At night, each ICU registrar is looking after up to 18 ICU patients, as opposed to the usual 12. And the nurses who are used to seeing patients one-on-one are having to split themselves to three patients which is also very difficult because they have to mix drugs, they have to feed patients, they have to write up orders. It’s a lot of work. Anaesthetic registrars and consultants, alongside theatre nurses, have staffed the emergency theatres on skeleton staff through busy weekends and nights.

At the height of each wave, we open a new six-bed unit every week and nurses just aren’t available - we’re making do with what we have. The people who are doing the work are obviously passionate about their work and they’re aligned to the hospital’s vision of being proudly Groote Schuur Hospital (GSH). Perhaps unsurprisingly for medical professionals, what we’ve found is that people are willing to put themselves at risk, if you allow them to work within their chosen scope of practice, where they can make maximal difference to patient outcomes. And so it’s been about allowing creativity and innovation at the floor level and then being able to harness that to the best outcomes in the system.
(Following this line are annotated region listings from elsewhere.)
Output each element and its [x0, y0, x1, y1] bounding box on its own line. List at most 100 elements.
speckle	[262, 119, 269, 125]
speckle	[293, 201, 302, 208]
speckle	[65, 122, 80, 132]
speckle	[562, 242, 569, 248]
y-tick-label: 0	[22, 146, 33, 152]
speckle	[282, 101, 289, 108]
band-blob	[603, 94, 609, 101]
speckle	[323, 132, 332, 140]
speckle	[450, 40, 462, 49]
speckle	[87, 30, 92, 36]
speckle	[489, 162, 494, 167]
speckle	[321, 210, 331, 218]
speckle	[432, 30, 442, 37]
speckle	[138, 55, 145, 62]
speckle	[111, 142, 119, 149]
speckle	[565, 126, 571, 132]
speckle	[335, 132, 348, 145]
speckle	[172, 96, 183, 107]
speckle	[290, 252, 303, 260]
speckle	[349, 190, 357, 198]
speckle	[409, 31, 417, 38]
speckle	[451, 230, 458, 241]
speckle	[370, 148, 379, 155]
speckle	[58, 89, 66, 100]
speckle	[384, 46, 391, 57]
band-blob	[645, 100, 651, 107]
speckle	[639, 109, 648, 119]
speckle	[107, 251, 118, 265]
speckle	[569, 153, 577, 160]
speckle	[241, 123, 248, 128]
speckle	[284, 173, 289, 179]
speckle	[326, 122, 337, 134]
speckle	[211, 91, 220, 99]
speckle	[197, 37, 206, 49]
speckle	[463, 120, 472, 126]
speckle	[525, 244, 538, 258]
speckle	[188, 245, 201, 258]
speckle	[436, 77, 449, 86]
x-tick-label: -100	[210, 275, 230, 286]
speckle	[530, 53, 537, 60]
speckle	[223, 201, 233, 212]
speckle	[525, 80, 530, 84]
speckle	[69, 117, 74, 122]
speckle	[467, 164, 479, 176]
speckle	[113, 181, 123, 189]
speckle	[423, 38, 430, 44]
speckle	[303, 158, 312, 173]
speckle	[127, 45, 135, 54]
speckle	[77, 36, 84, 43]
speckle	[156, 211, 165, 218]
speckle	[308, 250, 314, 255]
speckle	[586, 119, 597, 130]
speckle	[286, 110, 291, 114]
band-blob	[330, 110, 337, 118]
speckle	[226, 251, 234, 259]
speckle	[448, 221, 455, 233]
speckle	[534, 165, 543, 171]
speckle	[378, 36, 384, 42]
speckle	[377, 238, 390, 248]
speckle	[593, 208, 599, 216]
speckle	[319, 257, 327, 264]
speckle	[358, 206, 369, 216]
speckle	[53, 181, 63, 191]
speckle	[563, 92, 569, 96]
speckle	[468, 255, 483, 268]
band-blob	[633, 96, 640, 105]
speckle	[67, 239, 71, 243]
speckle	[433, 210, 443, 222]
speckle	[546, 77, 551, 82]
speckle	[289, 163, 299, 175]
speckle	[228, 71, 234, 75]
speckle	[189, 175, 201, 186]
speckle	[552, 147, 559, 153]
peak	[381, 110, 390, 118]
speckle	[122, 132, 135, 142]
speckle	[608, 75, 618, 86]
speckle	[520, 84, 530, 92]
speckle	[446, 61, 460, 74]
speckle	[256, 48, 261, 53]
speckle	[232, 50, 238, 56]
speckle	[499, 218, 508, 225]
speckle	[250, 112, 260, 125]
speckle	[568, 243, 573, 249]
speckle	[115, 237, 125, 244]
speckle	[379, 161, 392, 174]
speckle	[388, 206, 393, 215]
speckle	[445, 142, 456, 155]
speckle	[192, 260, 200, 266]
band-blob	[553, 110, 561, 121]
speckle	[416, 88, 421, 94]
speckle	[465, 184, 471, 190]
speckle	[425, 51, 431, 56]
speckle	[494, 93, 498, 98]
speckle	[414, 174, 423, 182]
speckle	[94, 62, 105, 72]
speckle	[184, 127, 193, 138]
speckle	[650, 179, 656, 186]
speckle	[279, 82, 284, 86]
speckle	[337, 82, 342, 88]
Healthcare management – it’s up and down. You get days where it feels like everything is crashing. But you have to re-define what success looks like. Now, success is just running the course with one’s team, making sure that you are effecting patient care  and saving the lives that you still can. 

The management of healthcare facilities in South Africa has never been an easy task, but the pandemic has thrown the entire service platform into disarray. Unlike the first wave, during which we had clear policy directives from national and provincial authorities, the second wave presented a struggle to maintain normal services – until it became impossible to do so any further. We face a similar challenge for successive waves, with decreased budgets in the new financial year.

“This will be another difficult year, but I continue to believe that the future is bright. We will build back the service stronger and more resilient.”

But the greatest positive outcome of this pandemic is the amount of teamwork, and the appreciation of systems thinking in Medicine that it has engendered. Public Health Medicine has been at the forefront of the systems response throughout the pandemic. For the first time, we have been able to engage and support our clinical colleagues directly by demonstrating the ‘bigger picture’; providing them with statistical analyses, disease mapping and coordinated management.

This will be another difficult year, but I continue to believe that the future is bright. We will build back the service stronger and more resilient. There has never been a better opportunity to say to ourselves, ‘What should our service look like?’ And then make it happen, together.